In Cancer Research this week, researchers in China write that genetic variation in an miRNA-1827 binding site in the MYCL1 gene alters susceptibility to lung cancer. The researchers took an in silico approach to identifying SNPs within the 3′ UTR of miRNA genes that are deregulated in human small-cell lung cancer, and then looked at the possible associations between those SNPs and lung cancer susceptibility in 666 patients and 758 controls. "We identified 2 SNPs, rs3134615 and rs2291854, which were located in the 3′-UTR of the L-MYC gene MYCL1 and the neuronal development Achaete-Scute Complex homolog ASCL1. Case-control analyses showed that the rs3134615T allele was associated with a significantly increased risk of small-cell lung cancer," the authors write. "Our findings define a 3′-UTR SNP in the human L-MYC oncogene that may increase susceptibility to small-cell lung cancer, possibly resulting from attenuated interaction with the miRNA hsa-miR-1827."

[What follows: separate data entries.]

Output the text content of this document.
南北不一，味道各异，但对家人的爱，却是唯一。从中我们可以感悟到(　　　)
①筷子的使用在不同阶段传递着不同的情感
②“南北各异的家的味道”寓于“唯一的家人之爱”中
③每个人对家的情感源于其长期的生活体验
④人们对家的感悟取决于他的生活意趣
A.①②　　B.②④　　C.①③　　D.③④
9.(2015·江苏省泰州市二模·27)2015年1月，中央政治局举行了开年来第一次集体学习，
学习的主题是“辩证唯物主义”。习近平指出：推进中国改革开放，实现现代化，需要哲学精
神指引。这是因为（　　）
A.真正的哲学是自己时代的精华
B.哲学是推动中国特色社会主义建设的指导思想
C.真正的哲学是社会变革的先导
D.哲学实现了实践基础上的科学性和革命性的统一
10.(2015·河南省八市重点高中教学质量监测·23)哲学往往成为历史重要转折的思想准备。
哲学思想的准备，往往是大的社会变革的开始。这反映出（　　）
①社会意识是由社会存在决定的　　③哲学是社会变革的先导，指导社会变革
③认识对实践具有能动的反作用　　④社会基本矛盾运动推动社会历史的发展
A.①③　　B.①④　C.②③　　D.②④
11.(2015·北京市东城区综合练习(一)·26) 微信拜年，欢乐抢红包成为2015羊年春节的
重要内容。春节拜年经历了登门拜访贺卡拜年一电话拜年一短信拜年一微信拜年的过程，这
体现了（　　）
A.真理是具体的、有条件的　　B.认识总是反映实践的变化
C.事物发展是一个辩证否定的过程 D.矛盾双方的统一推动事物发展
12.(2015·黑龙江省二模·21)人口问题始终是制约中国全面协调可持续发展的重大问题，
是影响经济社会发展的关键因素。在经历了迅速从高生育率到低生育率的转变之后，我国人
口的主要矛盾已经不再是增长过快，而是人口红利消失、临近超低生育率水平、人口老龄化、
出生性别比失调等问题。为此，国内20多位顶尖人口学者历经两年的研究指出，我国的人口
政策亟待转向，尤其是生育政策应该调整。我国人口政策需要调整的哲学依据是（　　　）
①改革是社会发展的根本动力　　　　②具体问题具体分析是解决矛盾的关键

Also in Cancer Research this week, researchers in the US and Taiwan say BMP4 promotes the growth of prostate cancer cells in bone through osteogenesis. The team subcutaneously implanted two xenografts, MDA-PCa-118b and MDA-PCa-133, generated from prostate cancer bone metastases into severe combined immunodeficient mice, and found that MDA-PCa-118b induced strong ectopic bone formation. "We found that the osteogenic MDA-PCa-118b xenograft expressed higher levels of bone morphogenetic protein BMP4 and several cytokines including interleukin-8, growth-related protein, and CCL2," the authors write. "We showed that BMP4 secreted from MDA-PCa-118b contributed to about a third of the osteogenic differentiation seen in MDA-PCa-118b tumors."

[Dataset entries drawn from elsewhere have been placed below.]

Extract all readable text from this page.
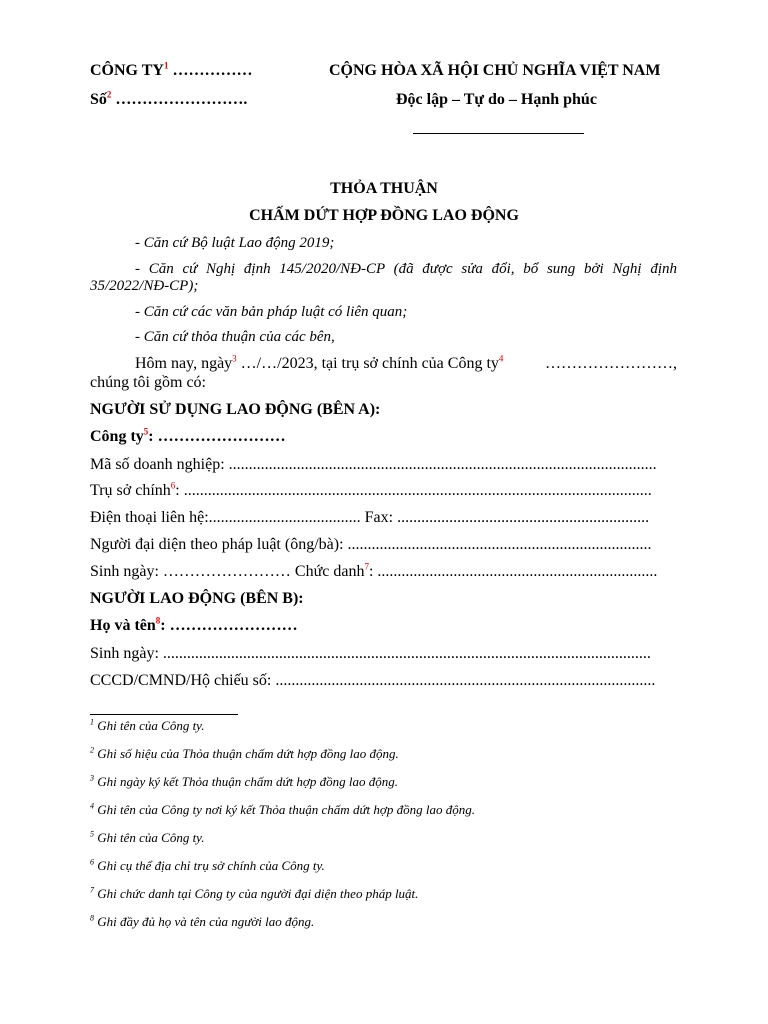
CÔNG $TY^1$ ……………
Số$^2$ …………………….
CỘNG HÒA XÃ HỘI CHỦ NGHĨA VIỆT NAM
Độc lập – Tự do – Hạnh phúc
THỎA THUẬN
CHẤM DỨT HỢP ĐỒNG LAO ĐỘNG
- Căn cứ Bộ luật Lao động 2019;
- Căn cứ Nghị định 145/2020/NĐ-CP (đã được sửa đổi, bổ sung bởi Nghị định
35/2022/NĐ-CP);
- Căn cứ các văn bản pháp luật có liên quan;
- Căn cứ thỏa thuận của các bên,
Hôm nay, ngày$^3$ …/…/2023, tại trụ sở chính của Công $ty^4$	……………………,
chúng tôi gồm có:
NGƯỜI SỬ DỤNG LAO ĐỘNG (BÊN A):
Công $ty^5$: ……………………
Mã số doanh nghiệp: ...........................................................................................................
Trụ sở chính$^6$: .....................................................................................................................
Điện thoại liên hệ:...................................... Fax: ...............................................................
Người đại diện theo pháp luật (ông/bà): ............................................................................
Sinh ngày: …………………… Chức danh$^7$: ......................................................................
NGƯỜI LAO ĐỘNG (BÊN B):
Họ và tên$^8$: ……………………
Sinh ngày: ..........................................................................................................................
CCCD/CMND/Hộ chiếu số: ...............................................................................................
$^1$ Ghi tên của Công ty.
$^2$ Ghi số hiệu của Thỏa thuận chấm dứt hợp đồng lao động.
$^3$ Ghi ngày ký kết Thỏa thuận chấm dứt hợp đồng lao động.
$^4$ Ghi tên của Công ty nơi ký kết Thỏa thuận chấm dứt hợp đồng lao động.
$^5$ Ghi tên của Công ty.
$^6$ Ghi cụ thể địa chỉ trụ sở chính của Công ty.
$^7$ Ghi chức danh tại Công ty của người đại diện theo pháp luật.
$^8$ Ghi đầy đủ họ và tên của người lao động.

Finally, researchers in Germany say that microRNA replacement therapy for miR-145 and miR-33a proved efficacious in a model of colon carcinoma. MiR-145 is down-regulated in various cancers, including colon cancer, the authors write, and miR-33a down-regulates the oncogenic kinase Pim-1. In this study, the team reports delivering miRNA using a polyethylenimine-mediated delivery of unmodified miRNAs. "After systemic or local application of low molecular weight PEI/miRNA complexes, intact miRNA molecules were delivered into mouse xenograft tumors, where they caused profound antitumor effects," the researchers write. "MiR-145 delivery reduced tumor proliferation and increased apoptosis, with concomitant repression of c-Myc and ERK5 as novel regulatory target of miR-145. Similarly, systemic injection of PEI-complexed miR-33a was validated as a novel therapeutic targeting method for Pim-1, with antitumor effects comparable with PEI/siRNA-mediated direct in vivo knockdown of Pim-1 in the model."